Вторую ночь я почти не спала, продолжала держать на плечах свою маленькую вселенную и с нетерпением ждать часа, когда смогу пойти к своему ребёнку. Страх не увидеть сына перемешивался с порханием бабочек в моём заштопанном животе от предвкушения скорой встречи. Разревусь ли я, а вдруг упаду в обморок?
В эту ночь я много молилась, я просила бога лишь о том, чтобы дал мне столько сил и любви в душе, чтобы принять любую ситуацию. Я просила прощения за те моменты уныния и недовольства судьбой, что я испытывала в беременность. Ведь теперь, когда смерть будто маячит где-то по коридорам, всё остальное становится таким пустым и бессмысленным. Лишь прочувствовав её дыхание за спиной, вчерашние проблемы больше не кажутся нерешаемыми.
Я благодарила. Всех и каждого участника цепи от моего рождения до рождения моего сына. Моё тело, несмотря на все прошлые неудачные отношения, испытания, болезни, вердикты врачей, неутешительные прогнозы, создало человека. Живого человека! Он смог прийти в материальный мир и вырасти до веса в один с копейками килограмм. Теперь он в руках профессиональных специалистов, в его распоряжении все современные технологии, аппараты, лекарства. Благодаря им уже давно доказано — чудо возможно! Ребёнок, который не был способен жить вне утробы матери — живет и будет жить!
Вдохновлённая этими мыслями, я терпеливо прошла осмотр врачей и получила необходимые капельницы. Надела длинное красное льняное платье с нашивкой в форме ромашки, причесала волосы, умылась и почистила зубы. Стало намного легче, хоть и получалось делать лишь маленькие шаги. Я вышла из палаты и направилась прямо до поворота в другое крыло. Потянув на себя тяжёлую железную дверь, я увидела тот самый переход. Он показался мне бесконечным. И кто придумал такую планировку? Как бедные женщины должны самостоятельно преодолевать такие расстояния?

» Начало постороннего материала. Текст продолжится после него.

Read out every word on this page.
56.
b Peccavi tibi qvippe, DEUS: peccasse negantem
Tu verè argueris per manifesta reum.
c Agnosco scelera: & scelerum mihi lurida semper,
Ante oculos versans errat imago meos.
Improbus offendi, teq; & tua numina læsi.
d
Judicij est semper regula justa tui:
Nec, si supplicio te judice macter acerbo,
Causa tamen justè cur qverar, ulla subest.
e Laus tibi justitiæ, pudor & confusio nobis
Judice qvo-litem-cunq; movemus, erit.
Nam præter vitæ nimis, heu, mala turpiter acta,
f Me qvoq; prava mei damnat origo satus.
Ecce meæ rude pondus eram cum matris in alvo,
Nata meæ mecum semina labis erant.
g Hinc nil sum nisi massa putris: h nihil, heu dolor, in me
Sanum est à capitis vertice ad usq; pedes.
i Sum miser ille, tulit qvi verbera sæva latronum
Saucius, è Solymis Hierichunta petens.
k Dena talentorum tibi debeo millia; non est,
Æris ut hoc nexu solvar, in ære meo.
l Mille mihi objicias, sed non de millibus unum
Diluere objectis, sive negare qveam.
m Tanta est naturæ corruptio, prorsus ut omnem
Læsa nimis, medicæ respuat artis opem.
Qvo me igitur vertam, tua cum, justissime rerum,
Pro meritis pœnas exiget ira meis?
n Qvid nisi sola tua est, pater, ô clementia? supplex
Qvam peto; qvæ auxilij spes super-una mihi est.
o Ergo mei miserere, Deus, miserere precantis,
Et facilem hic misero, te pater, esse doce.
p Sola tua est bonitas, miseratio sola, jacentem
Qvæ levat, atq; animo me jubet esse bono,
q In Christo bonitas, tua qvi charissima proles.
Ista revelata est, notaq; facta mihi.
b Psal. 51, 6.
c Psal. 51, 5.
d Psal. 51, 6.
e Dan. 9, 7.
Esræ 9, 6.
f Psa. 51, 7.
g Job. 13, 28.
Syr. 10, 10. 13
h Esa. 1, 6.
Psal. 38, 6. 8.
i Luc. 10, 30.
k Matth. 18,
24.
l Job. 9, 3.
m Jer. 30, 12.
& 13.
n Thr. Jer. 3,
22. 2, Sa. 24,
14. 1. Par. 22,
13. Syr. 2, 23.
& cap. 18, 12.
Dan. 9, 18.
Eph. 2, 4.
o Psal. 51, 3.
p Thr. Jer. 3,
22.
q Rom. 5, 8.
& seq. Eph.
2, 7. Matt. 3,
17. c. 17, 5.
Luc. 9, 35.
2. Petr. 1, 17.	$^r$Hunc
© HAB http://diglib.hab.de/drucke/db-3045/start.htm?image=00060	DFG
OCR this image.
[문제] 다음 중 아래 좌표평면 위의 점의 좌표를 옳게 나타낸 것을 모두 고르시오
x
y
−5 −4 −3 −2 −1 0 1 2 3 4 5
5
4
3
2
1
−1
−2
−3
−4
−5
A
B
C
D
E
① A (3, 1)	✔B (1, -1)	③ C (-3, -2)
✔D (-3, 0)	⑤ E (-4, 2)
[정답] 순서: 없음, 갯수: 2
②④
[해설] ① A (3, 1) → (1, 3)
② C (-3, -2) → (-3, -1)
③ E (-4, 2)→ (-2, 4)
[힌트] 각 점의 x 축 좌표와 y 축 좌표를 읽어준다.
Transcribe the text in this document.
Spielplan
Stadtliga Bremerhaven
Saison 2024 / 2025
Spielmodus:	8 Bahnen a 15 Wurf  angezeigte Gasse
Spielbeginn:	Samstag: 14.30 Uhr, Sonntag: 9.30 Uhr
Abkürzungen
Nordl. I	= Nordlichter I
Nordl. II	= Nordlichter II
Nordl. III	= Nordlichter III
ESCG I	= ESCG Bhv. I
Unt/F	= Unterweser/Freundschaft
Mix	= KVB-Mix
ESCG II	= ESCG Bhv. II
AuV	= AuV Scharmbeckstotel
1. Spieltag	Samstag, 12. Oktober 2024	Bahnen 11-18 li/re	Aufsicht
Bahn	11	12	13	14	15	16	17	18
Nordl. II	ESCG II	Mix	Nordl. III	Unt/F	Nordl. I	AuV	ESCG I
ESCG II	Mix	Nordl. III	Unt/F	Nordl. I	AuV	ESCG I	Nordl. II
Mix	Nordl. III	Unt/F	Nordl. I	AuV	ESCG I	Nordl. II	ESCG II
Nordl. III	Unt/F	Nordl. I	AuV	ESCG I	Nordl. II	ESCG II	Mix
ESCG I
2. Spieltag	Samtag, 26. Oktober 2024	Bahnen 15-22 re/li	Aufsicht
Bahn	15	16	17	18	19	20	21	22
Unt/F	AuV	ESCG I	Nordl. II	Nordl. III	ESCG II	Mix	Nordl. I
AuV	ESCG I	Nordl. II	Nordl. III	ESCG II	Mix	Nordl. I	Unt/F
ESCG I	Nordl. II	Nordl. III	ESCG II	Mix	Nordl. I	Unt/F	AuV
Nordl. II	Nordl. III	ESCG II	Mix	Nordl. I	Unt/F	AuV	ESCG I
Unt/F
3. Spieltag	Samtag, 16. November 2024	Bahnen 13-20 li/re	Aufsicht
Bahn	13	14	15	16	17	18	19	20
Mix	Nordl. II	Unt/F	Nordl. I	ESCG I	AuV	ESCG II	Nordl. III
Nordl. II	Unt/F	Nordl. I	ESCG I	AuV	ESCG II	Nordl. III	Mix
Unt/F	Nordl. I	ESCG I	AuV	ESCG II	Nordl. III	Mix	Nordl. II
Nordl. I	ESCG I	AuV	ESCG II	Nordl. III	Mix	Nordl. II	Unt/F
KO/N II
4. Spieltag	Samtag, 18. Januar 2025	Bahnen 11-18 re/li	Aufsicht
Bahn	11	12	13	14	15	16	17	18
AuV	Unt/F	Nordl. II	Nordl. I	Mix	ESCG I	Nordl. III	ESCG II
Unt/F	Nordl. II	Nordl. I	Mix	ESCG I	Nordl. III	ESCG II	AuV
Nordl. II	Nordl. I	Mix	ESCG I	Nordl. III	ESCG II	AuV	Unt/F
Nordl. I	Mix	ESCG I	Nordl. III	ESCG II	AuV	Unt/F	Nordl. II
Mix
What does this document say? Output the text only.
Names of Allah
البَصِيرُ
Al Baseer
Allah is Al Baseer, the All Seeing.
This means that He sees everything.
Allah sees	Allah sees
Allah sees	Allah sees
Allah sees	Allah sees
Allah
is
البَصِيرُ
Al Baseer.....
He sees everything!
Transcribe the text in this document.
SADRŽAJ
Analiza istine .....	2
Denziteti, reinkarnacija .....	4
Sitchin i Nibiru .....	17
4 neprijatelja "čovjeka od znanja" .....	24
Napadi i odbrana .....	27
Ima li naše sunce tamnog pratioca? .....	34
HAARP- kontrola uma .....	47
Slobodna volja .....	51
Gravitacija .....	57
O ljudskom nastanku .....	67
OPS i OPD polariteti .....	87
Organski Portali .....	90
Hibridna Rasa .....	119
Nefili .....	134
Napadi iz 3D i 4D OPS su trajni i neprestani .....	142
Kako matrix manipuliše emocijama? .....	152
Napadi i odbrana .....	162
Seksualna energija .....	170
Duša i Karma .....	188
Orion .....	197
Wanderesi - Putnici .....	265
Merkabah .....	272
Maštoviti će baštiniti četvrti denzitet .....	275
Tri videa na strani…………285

Дойдя до середины перехода, я вдруг осознала, что не могу. Не могу двинуться ни вперёд ни назад. Моё тело будто провалилось в болото, эмоции утонули на его дне, заболел шов. Я огляделась. Вокруг ни души. За панорамными окнами всё так же падает снег, дети во дворе катаются с горки, слышен радостный крик, скрежет санок по льду, и гул проезжающих по мокрой жиже машин. От бездействия стало холодно. Ледяные окна коридора будто сузили мой мир до единственно важной дороги. До начала приёма в детской реанимации оставалось 5 минут.
В этот момент из недр души вырвался такой истошный крик отчаяния, но я смогла лишь беззвучно заплакать. Мне стало так себя жалко. Я не понимала, чем я заслужила все эти мучения. Почему материнство, доставшееся мне с таким трудом, продолжает приносить вот такие «сюрпризы»? Почему я должна быть сильной? Как мне быть сильной?
И силы откуда-то поднялись. От горестного содрогания тела и дрожи шов разболелся ещё больше, ноги сами побрели по линолеуму, шёркая резиновыми тапочками, а глаза застилала холодная солёная влага.
Это был первый раз, когда меня накрыли настоящие эмоции после всего случившегося...Хотелось упасть на пол, бить по нему руками и рыдать от нестерпимой душевной боли, но боль физическая не давала этому выхода. С этого момента нужно было научиться загонять свои чувства в угол, как стадо непослушных овец, чтобы не позволять им мешаться под ногами на пути к цели.